Moment also gives us a wall of smaller works that range from the deep-space images to the livelier bouncing balls, sometimes joined by bright blue masking tape that suggests an armature for a planetary model. In these, blue bubbles cluster and break apart, white galaxies burn holes in black paper, and nebulae string across the sky. It's a wonderfully generous grouping that gives you a feeling for what Moment's studio looks like with works interacting and suggesting new directions.

On the surface, Stegall's work would seem much calmer, almost monkish. First of all, the works are very small, many no larger than 12 by 12 inches. Within this format, Stegall hand-paints hard-edged shapes in subtle color relationships that because they are close in value, jump with complementary color halations as you stare at them. At first the work seems quiet, understated and a bit cold. But as you look, drawn more and more into the small compositions so carefully poised, they become increasingly prepossessing and pleasing.
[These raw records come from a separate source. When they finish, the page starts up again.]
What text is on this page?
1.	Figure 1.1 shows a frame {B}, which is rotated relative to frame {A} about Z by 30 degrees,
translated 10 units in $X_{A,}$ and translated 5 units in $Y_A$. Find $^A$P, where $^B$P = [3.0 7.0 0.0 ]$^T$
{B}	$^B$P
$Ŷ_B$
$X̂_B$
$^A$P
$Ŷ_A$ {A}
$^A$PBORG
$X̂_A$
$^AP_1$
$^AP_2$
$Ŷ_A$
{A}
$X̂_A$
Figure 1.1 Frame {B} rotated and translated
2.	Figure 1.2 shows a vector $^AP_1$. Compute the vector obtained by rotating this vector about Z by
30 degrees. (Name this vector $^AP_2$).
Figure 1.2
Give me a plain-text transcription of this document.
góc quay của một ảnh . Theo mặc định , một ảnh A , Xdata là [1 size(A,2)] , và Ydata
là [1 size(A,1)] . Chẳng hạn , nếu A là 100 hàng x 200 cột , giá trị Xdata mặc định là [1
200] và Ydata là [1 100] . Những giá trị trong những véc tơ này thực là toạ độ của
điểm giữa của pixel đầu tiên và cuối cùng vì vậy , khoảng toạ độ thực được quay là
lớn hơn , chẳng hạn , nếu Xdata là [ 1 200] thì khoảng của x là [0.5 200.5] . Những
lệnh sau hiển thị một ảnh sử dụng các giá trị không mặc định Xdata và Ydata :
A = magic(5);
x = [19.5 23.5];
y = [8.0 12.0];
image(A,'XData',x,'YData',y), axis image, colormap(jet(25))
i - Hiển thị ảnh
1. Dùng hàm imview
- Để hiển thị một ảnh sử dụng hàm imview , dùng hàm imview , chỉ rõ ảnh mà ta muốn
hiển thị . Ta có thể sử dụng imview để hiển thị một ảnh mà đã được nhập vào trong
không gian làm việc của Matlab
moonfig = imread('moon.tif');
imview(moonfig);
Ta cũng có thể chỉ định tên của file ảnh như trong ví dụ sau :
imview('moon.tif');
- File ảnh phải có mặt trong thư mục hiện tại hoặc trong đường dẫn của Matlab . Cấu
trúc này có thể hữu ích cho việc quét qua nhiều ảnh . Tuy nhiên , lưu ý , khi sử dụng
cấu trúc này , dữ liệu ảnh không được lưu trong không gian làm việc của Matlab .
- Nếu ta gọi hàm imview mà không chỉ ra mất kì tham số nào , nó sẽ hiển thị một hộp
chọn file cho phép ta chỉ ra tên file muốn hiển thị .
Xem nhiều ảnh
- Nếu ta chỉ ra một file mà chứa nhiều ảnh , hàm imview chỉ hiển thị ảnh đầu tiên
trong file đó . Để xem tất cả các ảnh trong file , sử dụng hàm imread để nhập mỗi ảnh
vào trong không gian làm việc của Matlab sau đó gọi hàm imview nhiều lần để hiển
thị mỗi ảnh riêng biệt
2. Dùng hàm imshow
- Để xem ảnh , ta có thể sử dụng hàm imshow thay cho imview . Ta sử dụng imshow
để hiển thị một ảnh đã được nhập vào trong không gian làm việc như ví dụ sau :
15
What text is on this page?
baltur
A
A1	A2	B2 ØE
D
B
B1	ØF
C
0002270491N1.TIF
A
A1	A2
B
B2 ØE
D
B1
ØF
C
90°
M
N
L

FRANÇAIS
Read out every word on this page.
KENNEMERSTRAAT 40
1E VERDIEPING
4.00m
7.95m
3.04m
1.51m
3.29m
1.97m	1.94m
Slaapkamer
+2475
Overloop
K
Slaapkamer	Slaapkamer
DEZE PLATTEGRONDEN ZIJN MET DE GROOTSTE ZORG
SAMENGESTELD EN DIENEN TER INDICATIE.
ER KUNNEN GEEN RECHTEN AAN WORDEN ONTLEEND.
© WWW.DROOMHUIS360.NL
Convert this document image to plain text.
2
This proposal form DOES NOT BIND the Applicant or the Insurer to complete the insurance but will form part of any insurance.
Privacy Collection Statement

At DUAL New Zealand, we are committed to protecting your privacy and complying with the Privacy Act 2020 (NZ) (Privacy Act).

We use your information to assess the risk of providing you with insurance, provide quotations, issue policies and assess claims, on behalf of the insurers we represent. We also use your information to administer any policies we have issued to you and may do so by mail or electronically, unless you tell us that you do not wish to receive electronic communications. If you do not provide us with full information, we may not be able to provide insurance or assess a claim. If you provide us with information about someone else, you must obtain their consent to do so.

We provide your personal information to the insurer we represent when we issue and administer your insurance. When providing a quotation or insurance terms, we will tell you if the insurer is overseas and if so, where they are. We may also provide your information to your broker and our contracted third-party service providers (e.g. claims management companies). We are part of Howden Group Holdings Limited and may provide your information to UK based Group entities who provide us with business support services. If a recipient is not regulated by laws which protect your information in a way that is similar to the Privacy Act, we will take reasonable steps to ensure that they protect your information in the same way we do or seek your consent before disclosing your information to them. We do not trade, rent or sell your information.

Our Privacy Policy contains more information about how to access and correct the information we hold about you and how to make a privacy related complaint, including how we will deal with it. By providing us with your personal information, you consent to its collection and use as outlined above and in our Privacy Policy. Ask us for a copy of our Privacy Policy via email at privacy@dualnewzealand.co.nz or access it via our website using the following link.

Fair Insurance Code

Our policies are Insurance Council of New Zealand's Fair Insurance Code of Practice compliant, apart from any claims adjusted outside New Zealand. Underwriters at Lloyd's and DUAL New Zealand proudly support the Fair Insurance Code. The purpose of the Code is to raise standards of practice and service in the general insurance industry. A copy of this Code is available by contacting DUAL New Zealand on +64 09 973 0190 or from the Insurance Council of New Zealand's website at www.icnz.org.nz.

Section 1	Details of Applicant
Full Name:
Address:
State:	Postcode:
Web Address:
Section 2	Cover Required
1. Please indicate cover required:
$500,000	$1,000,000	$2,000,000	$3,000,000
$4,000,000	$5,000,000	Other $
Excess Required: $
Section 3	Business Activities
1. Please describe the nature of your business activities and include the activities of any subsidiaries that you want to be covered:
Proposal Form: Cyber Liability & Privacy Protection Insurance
Some are deceptively simple. "White's Deception" pits a gray like a photographer's gray card against a subtle blue on a white field. But as you take it in, it begins to vibrate with color. Even more engrossing is "Blue Gray Haze" with its sharp edges and envelope-like folds. As you stare at the intense blue and your eye moves to the warm brown next to it, an orange ghost posits itself.

In contrast to the subtlety of those two works, "Tinted Lime With Friends" bounces off the wall like a neon sign. The close-valued hues of gray, violet and lime are not at all shy. Their boldness is a delight. "Soft and Shrill" hovers between a whisper and a scream with olive, teal and orange tints seducing your eyes.

Looking at Stegall's work is such an intense experience of color that you even begin to see color in the shadows the works cast on the wall, layers of colors you would never have seen before. And like Stegall, you begin to see the colors as characters with their own personalities and talents. These small gems are gifts that keep on giving.